Der Unmenschlichkeit etwas entgegensetzen

Kurz vor Ostern wurde in Tröglitz in Sachsen-Anhalt ein Brandanschlag auf ein Asylbewerberheim verübt. Die Täter wollten offenbar die Aufnahme von Flüchtlingen verhindern. Der Anschlag hat im In- und Ausland Empörung ausgelöst. Auch bei unserem Kollegen Dieter Posner, Sprecher des EVG-Landesverbandes Sachsen-Anhalt.

Eigentlich bin ich sprachlos darüber, was die letzten Wochen in Tröglitz, in unserem Land Sachsen-Anhalt, abging. Ich suche nach passenden Worten - die scheinen mir aber zu fehlen! Und gerade deswegen möchte ich mich hier, als Mensch und bekennender Gewerkschafter, zu Wort melden, will nicht ohnmächtig und sprachlos zusehen, wie unsere Demokratie mit Füßen getreten wird.

Unumstritten ist der Brandanschlag auf die Flüchtlingsunterkunft in Tröglitz ein Verbrechen. Die Täter müssen schnell gefunden und zur Verantwortung gezogen werden. Flüchtlings-heime in Brand zu setzen, um so die Aufnahme von Menschen zu verhindern, ist ein Anschlag auf unsere Demokratie und unseren Rechtsstaat! Was kommt als nächstes? Schrecken die Täter, die das Feuer gelegt haben, überhaupt noch vor etwas zurück?

Wessen Geistes Kinder waren hier eigentlich am Werk? Ist es die Angst vor dem Fremden und dem Unbekannten, das mit den Flüchtlingen kommen wird? Oder ist es die Angst vor den Flüchtlingen selbst, die den Grausamkeiten der Kriege und Nöte aus ihren Heimatländern entfliehen konnten, um nun hier, in Deutschlands Städten und Gemeinden, endlich wieder ein normales angstfreies und friedliches Leben führen zu können? Oder ist es letztendlich die Angst, selbst zu kurz zu kommen, weil die Flüchtlinge das erhalten, was den vermeintlich Benachteiligten zusteht?

Und es ist nicht nur ein sachsen-anhaltinisches Problem! Tröglitz kann überall sein - hier ist nur öffentlich geworden, was scheinbar unter der Decke brodelt. Nicht zu vergessen - es gab vor nicht allzu langer Zeit auch in anderen Bundesländern Anschläge auf Flüchtlingsunterkünfte.

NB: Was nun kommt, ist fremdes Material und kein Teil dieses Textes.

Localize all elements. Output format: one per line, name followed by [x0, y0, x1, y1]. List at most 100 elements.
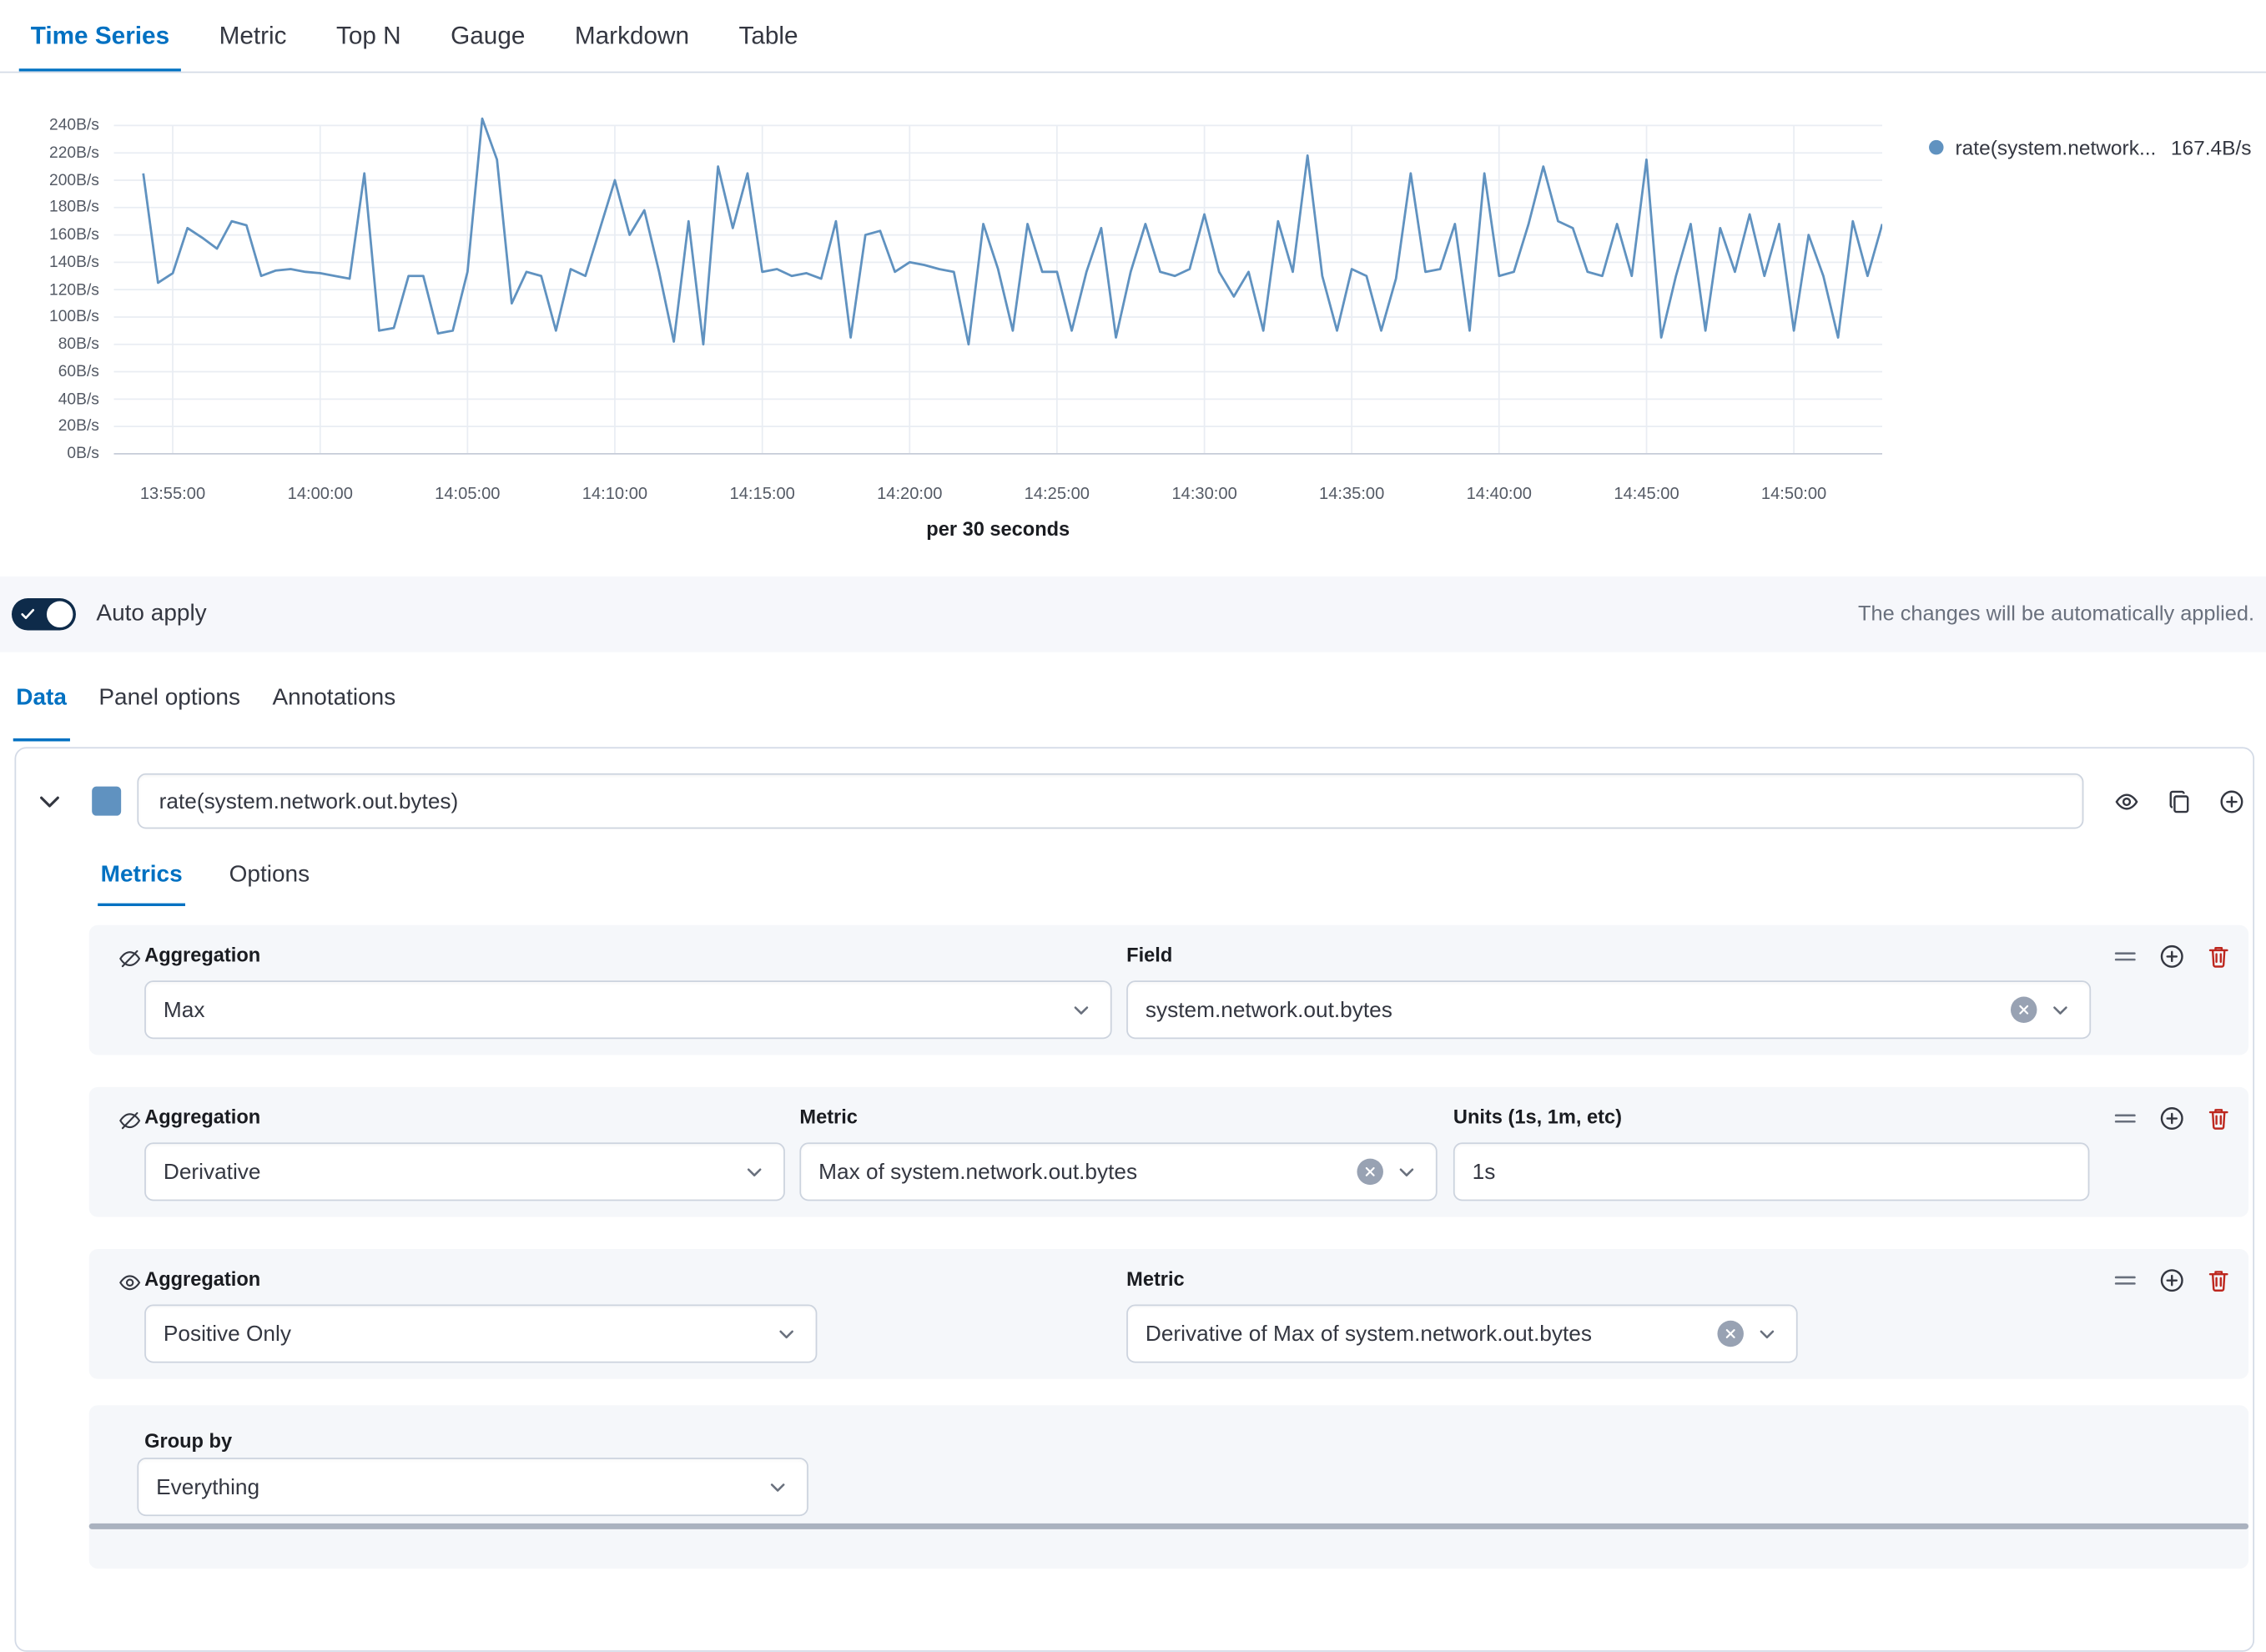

Das sollte keine Entschuldigung für das Geschehene, egal wo auch immer passiert, sein. Es sollte uns bewusst machen, dass Ausländerfeindlichkeit bzw. die Angst vor dem Fremden, kein regionales Problem ist.

Es gibt unumstritten in Deutschland ein latentes Potenzial an Fremdenfeindlichkeit. Was aus diesen Menschen, aus diesen Gruppen wird, entscheidet der Umgang mit ihnen. Ächtet man sie oder macht man sie salonfähig? Welche Rolle spielen dabei die rechtsextremen Parteien? Wozu zählt die AfD? Was lösen die „Pegidas“ in unserem Land aus? Sind die Menschen, die eine Zuwanderung ablehnen, überhaupt für Dialogversuche zur Aufgeschlossenheit gegenüber Zuwanderern bereit? Fragen über Fragen - die Antworten müssen wir selbst finden!

Ein Blick in die Geschichte sollte uns dabei helfen und auch zu denken geben. Über 20% aller Menschen, die in Sachsen-Anhalt nach dem Zweiten Weltkrieg eine neue Heimat gefunden haben, waren Flüchtlinge. Sollten wir nicht auch die Menschlichkeit praktizieren, die unseren Eltern und Großeltern vor 70 Jahren widerfahren ist?

Ich bitte Euch, dass wir Gewerkschafter näher zusammenrücken, um so der Unmenschlichkeit, die im Zusammenhang mit dem Zuzug der Flüchtlinge entstanden ist und vielleicht noch entstehen wird, etwas entgegen setzen können. Ich wünsche mir den Aufstand der Anständigen vor Ort. Ich wünsche vor allem auch den Zuständigen in unserem Land die nötige Weisheit, vernünftige Schlüsse zu ziehen und richtig zu handeln!